Gateway leaks database connections

systemparadox · November 21, 2012, 5:13pm

Our Ignition gateway is randomly but infrequently deciding it only wants to use 1 database connection, even when MaxActive is set to 8.

If it was 2 or more we might not notice so much, but the single connection is consumed as soon as a transaction is opened. If the code running the transaction also tries to do something outside the transaction or in a different transaction, it blocks until either a TransactionTimeout or a timeout waiting for the connection pool.

Whilst it is waiting for the timeout, the status for the database connection shows that 1/8 connections are used.

This problem may be fixed by going to the edit screen for that connection and pressing save (no settings need to be changed). It will now use all 8 connections, but there is no way of knowing when it will next decide to misbehave…

Notice that this is connection-specific. We have several database connections defined in Ignition, using different databases on the same MySQL server. We have had the problem on every single one at some point, but they do not affect each other. If one is broken, others may or may not be broken. Fixing one does not fix another.

I originally put this down to some sort of migration issue (we had imported all gateway settings and projects from 7.2 into a fresh 7.5.1 installation), but this has now happened a couple of times since (over a period of about 2 months).

Ignition 7.5.2 gateway running on Ubuntu 12.04, OpenJDK 1.6.0_24.

I’m hoping someone is going to say that this is a known problem that has been fixed in 7.5.3 or 7.5.4.

Thanks.

Travis.Cox · November 21, 2012, 6:18pm

You shouldn’t use the OpenJDK. You should really install Sun’s Java.

systemparadox · November 22, 2012, 8:53am

Could you provide some technical justification for that please, and how it relates to this bug?

systemparadox · November 22, 2012, 9:15am

I’ve just run a test on all the databases and they currently all have varying numbers of connections available. MaxConnections is set to 8 for all of them. It would seem that the pool is slowly losing them somewhere.

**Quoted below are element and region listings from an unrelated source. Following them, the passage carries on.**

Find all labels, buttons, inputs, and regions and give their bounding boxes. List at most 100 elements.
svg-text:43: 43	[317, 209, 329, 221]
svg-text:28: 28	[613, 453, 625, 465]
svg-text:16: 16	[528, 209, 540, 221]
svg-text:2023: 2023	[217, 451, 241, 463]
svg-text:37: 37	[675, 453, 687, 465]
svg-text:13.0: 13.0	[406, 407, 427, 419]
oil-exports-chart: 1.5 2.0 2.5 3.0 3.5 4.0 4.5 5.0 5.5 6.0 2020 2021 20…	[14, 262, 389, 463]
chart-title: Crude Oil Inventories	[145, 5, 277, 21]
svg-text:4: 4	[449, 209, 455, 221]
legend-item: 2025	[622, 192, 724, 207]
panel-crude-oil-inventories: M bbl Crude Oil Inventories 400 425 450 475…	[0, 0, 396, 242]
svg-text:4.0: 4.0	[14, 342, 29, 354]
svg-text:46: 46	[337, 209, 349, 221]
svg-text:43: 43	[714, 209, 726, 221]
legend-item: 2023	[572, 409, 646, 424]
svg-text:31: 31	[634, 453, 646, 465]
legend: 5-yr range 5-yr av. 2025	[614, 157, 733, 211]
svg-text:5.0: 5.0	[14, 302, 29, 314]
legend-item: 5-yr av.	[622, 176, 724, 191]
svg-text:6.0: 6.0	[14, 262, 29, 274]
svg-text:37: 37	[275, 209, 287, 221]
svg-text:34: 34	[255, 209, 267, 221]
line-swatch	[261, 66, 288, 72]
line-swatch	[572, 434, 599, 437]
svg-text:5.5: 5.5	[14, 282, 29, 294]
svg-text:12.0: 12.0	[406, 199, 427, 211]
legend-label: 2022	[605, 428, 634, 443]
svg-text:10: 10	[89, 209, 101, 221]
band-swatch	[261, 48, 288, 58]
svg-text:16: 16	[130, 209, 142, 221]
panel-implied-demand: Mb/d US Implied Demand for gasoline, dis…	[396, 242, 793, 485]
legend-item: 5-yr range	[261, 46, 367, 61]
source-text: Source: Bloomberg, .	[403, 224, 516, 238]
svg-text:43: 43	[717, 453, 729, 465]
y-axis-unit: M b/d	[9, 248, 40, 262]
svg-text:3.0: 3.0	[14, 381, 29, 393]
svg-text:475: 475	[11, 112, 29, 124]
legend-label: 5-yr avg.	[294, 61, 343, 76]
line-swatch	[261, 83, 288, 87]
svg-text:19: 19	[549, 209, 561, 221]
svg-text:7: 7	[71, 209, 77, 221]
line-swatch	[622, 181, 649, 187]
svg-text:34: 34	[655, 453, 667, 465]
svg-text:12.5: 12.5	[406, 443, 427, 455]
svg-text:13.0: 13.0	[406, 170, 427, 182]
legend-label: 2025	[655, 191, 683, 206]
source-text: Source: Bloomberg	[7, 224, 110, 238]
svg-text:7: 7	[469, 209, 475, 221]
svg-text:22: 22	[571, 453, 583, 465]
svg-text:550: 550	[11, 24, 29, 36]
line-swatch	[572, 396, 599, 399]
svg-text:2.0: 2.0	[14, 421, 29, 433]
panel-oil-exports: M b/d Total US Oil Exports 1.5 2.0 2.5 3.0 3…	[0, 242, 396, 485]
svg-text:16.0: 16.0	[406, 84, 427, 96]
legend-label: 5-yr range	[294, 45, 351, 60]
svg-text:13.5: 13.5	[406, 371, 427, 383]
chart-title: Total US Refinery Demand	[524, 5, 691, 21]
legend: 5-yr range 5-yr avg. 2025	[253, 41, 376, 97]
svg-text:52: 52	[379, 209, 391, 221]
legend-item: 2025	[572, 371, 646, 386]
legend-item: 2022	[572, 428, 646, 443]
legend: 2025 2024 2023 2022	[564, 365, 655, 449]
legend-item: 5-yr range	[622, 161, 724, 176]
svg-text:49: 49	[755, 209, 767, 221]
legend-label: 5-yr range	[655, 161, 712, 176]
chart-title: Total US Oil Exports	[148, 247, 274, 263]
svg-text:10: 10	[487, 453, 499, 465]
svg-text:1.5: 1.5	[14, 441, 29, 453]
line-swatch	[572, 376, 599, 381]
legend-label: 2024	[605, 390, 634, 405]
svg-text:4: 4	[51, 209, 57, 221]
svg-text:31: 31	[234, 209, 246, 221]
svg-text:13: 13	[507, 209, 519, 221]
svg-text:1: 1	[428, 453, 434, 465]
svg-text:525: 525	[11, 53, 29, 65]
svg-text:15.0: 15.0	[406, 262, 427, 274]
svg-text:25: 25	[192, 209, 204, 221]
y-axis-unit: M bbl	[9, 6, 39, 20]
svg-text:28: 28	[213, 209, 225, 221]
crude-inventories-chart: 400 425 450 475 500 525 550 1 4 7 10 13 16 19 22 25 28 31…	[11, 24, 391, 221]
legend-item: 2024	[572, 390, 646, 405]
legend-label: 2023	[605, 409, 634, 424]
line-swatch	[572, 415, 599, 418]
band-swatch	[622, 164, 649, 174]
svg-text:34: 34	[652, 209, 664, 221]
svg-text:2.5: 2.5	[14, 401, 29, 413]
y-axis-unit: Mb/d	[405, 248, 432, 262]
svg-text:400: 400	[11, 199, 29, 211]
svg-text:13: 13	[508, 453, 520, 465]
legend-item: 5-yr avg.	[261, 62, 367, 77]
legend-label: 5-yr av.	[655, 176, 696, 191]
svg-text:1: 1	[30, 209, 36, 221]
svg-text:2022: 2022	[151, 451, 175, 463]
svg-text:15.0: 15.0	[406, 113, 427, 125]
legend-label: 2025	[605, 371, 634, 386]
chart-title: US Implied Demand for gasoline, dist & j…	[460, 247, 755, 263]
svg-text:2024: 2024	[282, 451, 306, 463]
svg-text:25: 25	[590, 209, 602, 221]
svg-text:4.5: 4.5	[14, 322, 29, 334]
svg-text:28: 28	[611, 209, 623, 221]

Kevin.Herron · November 22, 2012, 4:25pm

I don’t think this is an issue we currently know about/have fixed.

That said, we are shipping relatively old versions of both the MySQL JDBC Connector and of Apache commons-dbcp and commons-pool.

You can upgrade the MySQL connector to the latest version yourself. We will have to investigate upgrading the commons-dbcp and commons-pool libraries - it may be something that needs to wait until 7.6 to do safely.

Give upgrading your MySQL JDBC a shot and see if it helps though…

systemparadox · December 12, 2012, 3:15pm

Problem persists with Ignition 7.5.4 (b1206).

I’ve just updated to mysql-connector-java 5.1.22, will see if that fixes it…

Kevin.Herron · December 12, 2012, 4:08pm

[quote=“systemparadox”]Problem persists with Ignition 7.5.4 (b1206).

I’ve just updated to mysql-connector-java 5.1.22, will see if that fixes it…[/quote]

It would persist - nothing has changed.

Colby.Clegg · December 14, 2012, 11:13pm

Perhaps a thread dump taken while the problem was occurring could be useful. I’d be interested to see if something is blocked in the connection pool’s “create internal connection” (or whatever it’s called) function.

If connections are only being retrieved through Ignition’s db manager (specifically, through GatewayAPI’s Datasource.getConnection), they should show up on the status page, under the ?/8 counter. Off the top of my head, I don’t know how you would get one otherwise, but if you bypassed that and somehow got straight to the pool, I guess you could get a connection and never close it, leading to this type of behavior. However, nothing in Ignition would do this. That is, we certainly have had problems with connections not being closed before, but they always show up on the status page.

We had a problem earlier this week with SQL Server that was solved by upgrading the JDBC driver, so who knows, there could be something there. Let us know if the update seems to help.

Regards,

systemparadox · December 17, 2012, 3:22pm

Problem persists with mysql-connector-java 5.1.22.

There appears to be some correlation between the rate of connections being leaked and our development activity. I reset all the connections on Wed. Thurs/Fri we only had one person doing some minor fixes to a project we don’t normally use. The database for that project has leaked a single connection. Our main project (which normally loses connections faster than the others) hasn’t lost any.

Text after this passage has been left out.